Thermalization of neighboring nanomechanical resonators below 1 mK

Abstract

The position noise spectra of six drums on a single chip were measured on a single cooldown below 1.3 kelvin. Cryostat temperatures as low as 0.7 mK were achieved. The temperature dependence of the resonance frequency and linewidth of the drum modes was analyzed in the framework of the tunneling two level system (TLS) model. Departures of the resonance frequency and the position noise power from the expected logarithmic and linear temperature dependences, respectively, were interpreted as indications of thermal decoupling from the cryostat. This previously unexplored measurement configuration revealed that similar neighboring drums on a single chip may be at different temperatures.
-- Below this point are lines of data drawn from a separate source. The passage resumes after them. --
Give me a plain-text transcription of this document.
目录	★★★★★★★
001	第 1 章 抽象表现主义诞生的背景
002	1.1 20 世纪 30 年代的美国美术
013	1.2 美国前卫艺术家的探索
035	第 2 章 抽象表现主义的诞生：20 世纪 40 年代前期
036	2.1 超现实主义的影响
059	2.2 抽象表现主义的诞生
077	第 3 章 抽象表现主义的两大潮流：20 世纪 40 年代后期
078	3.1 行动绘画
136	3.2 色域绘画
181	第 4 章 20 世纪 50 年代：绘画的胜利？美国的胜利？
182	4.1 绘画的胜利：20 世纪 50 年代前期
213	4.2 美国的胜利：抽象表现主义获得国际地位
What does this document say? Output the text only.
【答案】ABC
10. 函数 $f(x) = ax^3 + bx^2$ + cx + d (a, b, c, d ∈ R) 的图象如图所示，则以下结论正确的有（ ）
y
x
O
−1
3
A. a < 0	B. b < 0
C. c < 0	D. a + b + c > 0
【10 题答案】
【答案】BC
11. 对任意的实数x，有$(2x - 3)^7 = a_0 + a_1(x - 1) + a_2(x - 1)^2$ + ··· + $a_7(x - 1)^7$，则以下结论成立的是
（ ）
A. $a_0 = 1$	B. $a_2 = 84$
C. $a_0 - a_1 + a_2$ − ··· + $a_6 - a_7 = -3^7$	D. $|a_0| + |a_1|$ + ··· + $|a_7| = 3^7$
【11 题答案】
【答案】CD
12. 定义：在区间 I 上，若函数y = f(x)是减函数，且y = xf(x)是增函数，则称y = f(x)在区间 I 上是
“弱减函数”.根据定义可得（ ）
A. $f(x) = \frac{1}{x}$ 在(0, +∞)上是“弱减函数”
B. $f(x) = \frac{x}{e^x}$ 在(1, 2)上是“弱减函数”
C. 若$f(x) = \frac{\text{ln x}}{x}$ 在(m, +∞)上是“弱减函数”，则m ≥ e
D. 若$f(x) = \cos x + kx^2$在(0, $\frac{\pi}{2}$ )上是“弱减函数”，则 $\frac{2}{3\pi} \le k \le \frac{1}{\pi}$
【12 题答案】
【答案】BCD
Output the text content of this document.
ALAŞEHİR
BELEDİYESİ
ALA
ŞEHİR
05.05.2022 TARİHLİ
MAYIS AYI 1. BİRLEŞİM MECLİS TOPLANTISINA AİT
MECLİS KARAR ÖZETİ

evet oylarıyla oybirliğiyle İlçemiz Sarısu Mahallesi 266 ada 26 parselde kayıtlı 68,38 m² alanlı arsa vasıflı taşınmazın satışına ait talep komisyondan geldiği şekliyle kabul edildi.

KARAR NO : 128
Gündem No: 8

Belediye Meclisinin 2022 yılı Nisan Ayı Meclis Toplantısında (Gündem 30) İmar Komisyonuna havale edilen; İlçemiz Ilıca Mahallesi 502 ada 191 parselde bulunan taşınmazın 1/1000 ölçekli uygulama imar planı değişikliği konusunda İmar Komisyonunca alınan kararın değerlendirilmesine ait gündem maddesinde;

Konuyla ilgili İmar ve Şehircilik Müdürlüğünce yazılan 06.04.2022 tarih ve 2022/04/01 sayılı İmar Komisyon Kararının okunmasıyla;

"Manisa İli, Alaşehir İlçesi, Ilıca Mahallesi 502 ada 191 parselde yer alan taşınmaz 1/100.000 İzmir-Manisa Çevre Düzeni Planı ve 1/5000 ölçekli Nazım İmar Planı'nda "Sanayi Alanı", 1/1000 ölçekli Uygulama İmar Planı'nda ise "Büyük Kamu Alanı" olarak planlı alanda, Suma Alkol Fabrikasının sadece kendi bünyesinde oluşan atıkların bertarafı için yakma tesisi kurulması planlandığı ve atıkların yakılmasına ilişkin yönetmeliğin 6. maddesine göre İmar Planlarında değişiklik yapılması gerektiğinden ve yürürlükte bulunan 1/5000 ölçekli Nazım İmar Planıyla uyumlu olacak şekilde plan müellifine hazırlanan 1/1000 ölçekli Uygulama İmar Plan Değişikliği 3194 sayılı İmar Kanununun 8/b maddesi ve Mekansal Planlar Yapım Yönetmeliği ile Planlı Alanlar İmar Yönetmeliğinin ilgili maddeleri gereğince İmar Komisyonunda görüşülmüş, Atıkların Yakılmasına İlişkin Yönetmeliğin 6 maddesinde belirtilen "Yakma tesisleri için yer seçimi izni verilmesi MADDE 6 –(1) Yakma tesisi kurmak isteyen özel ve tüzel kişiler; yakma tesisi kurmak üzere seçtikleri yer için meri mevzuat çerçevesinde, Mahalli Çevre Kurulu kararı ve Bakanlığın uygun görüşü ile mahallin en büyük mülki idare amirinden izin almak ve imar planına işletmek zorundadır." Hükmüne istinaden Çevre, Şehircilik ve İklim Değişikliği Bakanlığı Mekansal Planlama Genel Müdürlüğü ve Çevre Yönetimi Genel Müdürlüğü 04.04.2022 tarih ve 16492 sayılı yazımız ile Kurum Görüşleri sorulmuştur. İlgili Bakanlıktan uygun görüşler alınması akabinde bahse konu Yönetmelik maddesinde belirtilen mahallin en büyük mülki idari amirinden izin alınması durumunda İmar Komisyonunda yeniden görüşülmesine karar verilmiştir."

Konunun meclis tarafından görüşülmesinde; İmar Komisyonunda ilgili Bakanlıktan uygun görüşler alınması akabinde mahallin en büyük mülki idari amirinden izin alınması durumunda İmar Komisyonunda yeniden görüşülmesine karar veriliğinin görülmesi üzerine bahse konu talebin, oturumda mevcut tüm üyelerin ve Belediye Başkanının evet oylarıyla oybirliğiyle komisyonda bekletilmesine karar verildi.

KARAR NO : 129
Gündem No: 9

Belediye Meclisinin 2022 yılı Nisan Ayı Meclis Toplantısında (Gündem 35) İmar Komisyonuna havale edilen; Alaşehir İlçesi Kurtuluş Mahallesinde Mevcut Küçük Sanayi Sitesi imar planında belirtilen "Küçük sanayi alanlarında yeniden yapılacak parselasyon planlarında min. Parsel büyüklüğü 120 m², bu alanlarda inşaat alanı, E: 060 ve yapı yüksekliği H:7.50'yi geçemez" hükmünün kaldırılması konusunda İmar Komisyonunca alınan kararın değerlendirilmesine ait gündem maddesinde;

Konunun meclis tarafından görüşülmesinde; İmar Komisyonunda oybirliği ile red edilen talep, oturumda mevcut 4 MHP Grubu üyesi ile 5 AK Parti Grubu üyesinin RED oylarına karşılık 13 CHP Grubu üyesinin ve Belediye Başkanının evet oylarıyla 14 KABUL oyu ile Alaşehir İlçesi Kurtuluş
At the lowest temperatures, some drums exhibited excess damping that decreased with temperature. The magnitude of the excess damping of the drums was correlated with the thermal coupling of their TLS to the cryostat. In the case of one drum, a temporary increase in its damping coincided with a decrease in its mode temperature. The thermalization of the TLS to the cold finger was independent of pump power, pulse tube state and temperature of the pre-cooling stages of the cryostat. These results reveal an interplay between TLS damping and thermalization of nanomechanics that motivates further theoretical work and may impact efforts to extend the coherence of mechanical resonators.